Of the 31% who find auto insurance rates “unfair” or “very unfair,” half (50%) have done nothing in the past 12 months to find a solution. About a third say they have at least obtained an insurance quote from another company, and 11% have changed companies. A notable proportion (12%) say they have reduced their overall auto insurance coverage in the past 12 months.

While nearly half of Americans think auto insurance rates are fair, a closer look under the hood reveals that “fairness” drops rapidly when people are asked about specific pricing factors commonly used to set auto insurance rates.

Use of credit? 69% don’t like it

For example, 69% of survey respondents did not think a driver’s credit score should be used in car insurance rates, but many insurers place considerable importance on credit-based insurance scores when of pricing.

Insurers say they can correlate bad credit with a person’s chances of making car insurance claims. Although insurance rates are regulated by each state’s Department of Insurance, states generally allow rating factors such as credit where insurers can demonstrate a connection to higher claims. Only California, Hawaii, Massachusetts and Michigan prohibit the use of credit in auto insurance rates.

When the Washington State Insurance Commissioner banned the use of credit for insurance rates earlier this year, he was immediately hit with insurance industry pushback and a lawsuit. But the credit ban ultimately prevailed, taking effect on June 20.

Since the use and extent of credit in rates can vary widely between insurers, a driver with poor credit could especially benefit from shopping around.

Car insurance rate increases due to bad credit

Level of education? 67% say it’s a failure

Many car insurance companies provide education-related discounts, rewarding drivers who have earned a bachelor’s, master’s, or doctorate degree. But 67% of survey respondents disagree that education level should be a factor in car insurance rates.

Still, 21% supported the idea. Insurers may include education level in rates when they have linked higher education to lower claims.

Use of the profession? May be

While the use of credit or education level in auto insurance pricing was controversial, the use of occupation was not as controversial: 44% did not think a driver’s occupation should affect prices, but 36% thought it was acceptable.

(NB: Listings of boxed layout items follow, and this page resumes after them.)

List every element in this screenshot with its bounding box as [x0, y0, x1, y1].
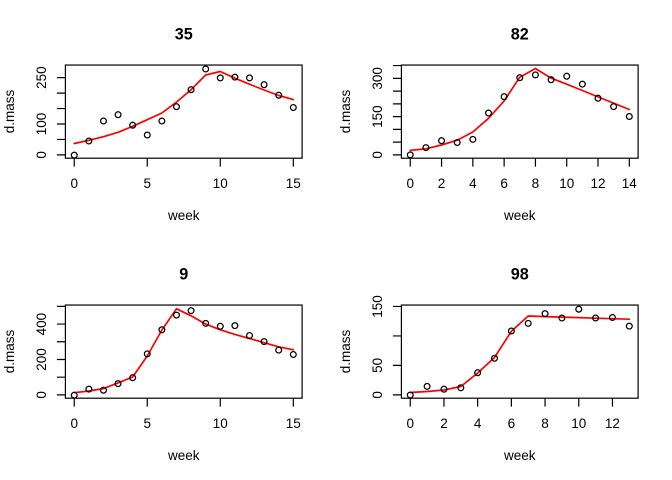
svg-text:12: 12 — [605, 416, 620, 431]
svg-text:50: 50 — [370, 358, 385, 373]
svg-text:8: 8 — [532, 176, 540, 191]
svg-text:400: 400 — [34, 313, 49, 336]
svg-text:6: 6 — [500, 176, 508, 191]
svg-text:d.mass: d.mass — [338, 329, 353, 373]
svg-text:0: 0 — [407, 416, 415, 431]
svg-text:300: 300 — [370, 67, 385, 90]
svg-text:82: 82 — [511, 26, 529, 44]
svg-text:250: 250 — [34, 66, 49, 89]
svg-text:0: 0 — [407, 176, 415, 191]
svg-text:d.mass: d.mass — [338, 89, 353, 133]
svg-text:10: 10 — [213, 176, 228, 191]
svg-text:4: 4 — [469, 176, 477, 191]
svg-text:5: 5 — [144, 176, 152, 191]
svg-text:week: week — [167, 448, 200, 463]
svg-text:200: 200 — [34, 348, 49, 371]
svg-text:150: 150 — [370, 105, 385, 128]
svg-text:15: 15 — [286, 176, 301, 191]
svg-text:0: 0 — [71, 176, 79, 191]
svg-text:2: 2 — [438, 176, 446, 191]
svg-text:0: 0 — [71, 416, 79, 431]
svg-text:10: 10 — [213, 416, 228, 431]
svg-text:6: 6 — [508, 416, 516, 431]
svg-text:0: 0 — [34, 391, 49, 399]
svg-text:150: 150 — [370, 295, 385, 318]
svg-text:98: 98 — [511, 266, 529, 284]
svg-text:35: 35 — [175, 26, 193, 44]
svg-text:0: 0 — [34, 151, 49, 159]
svg-text:d.mass: d.mass — [2, 89, 17, 133]
svg-text:d.mass: d.mass — [2, 329, 17, 373]
svg-text:week: week — [167, 208, 200, 223]
svg-text:week: week — [503, 208, 536, 223]
svg-text:week: week — [503, 448, 536, 463]
svg-text:2: 2 — [440, 416, 448, 431]
svg-text:9: 9 — [179, 266, 188, 284]
svg-text:15: 15 — [286, 416, 301, 431]
svg-text:100: 100 — [34, 113, 49, 136]
svg-text:14: 14 — [622, 176, 638, 191]
svg-text:10: 10 — [559, 176, 574, 191]
svg-text:4: 4 — [474, 416, 482, 431]
svg-text:10: 10 — [571, 416, 586, 431]
svg-text:0: 0 — [370, 391, 385, 399]
svg-text:8: 8 — [541, 416, 549, 431]
svg-text:0: 0 — [370, 151, 385, 159]
svg-text:12: 12 — [590, 176, 605, 191]
svg-text:5: 5 — [144, 416, 152, 431]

Like other pricing factors that do not relate to actual driving, some insurers give discounts for certain professions. For example, lawyers, doctors and educators may be able to get lower rates.

Actual driving monitoring? people are divided

Usage-based auto insurance, which uses actual driving data in rates, could reduce reliance on price factors other than driving, such as education. Using telematics, these insurance programs monitor and log actual driving, such as speeding, braking and cornering.

About half (51%) of survey respondents said they would be “very comfortable” or “somewhat comfortable” with close supervision of their driving if it could result in lower insurance rates automobile. A smaller proportion (44%) were reluctant, expressing discomfort with such surveillance.

So, as car insurance companies look for more accurate ways to assess individual “risk,” drivers may find fewer and fewer options that don’t use highly personalized metrics.

Survey methodology

YouGov surveyed 2,000 American adults. The survey was conducted on June 24, 2021. The survey was conducted via YouGov Direct. Data is weighted by age, gender, level of education, political affiliation and ethnicity. Results are nationally representative of adults in the United States. The margin of error is 3.0%.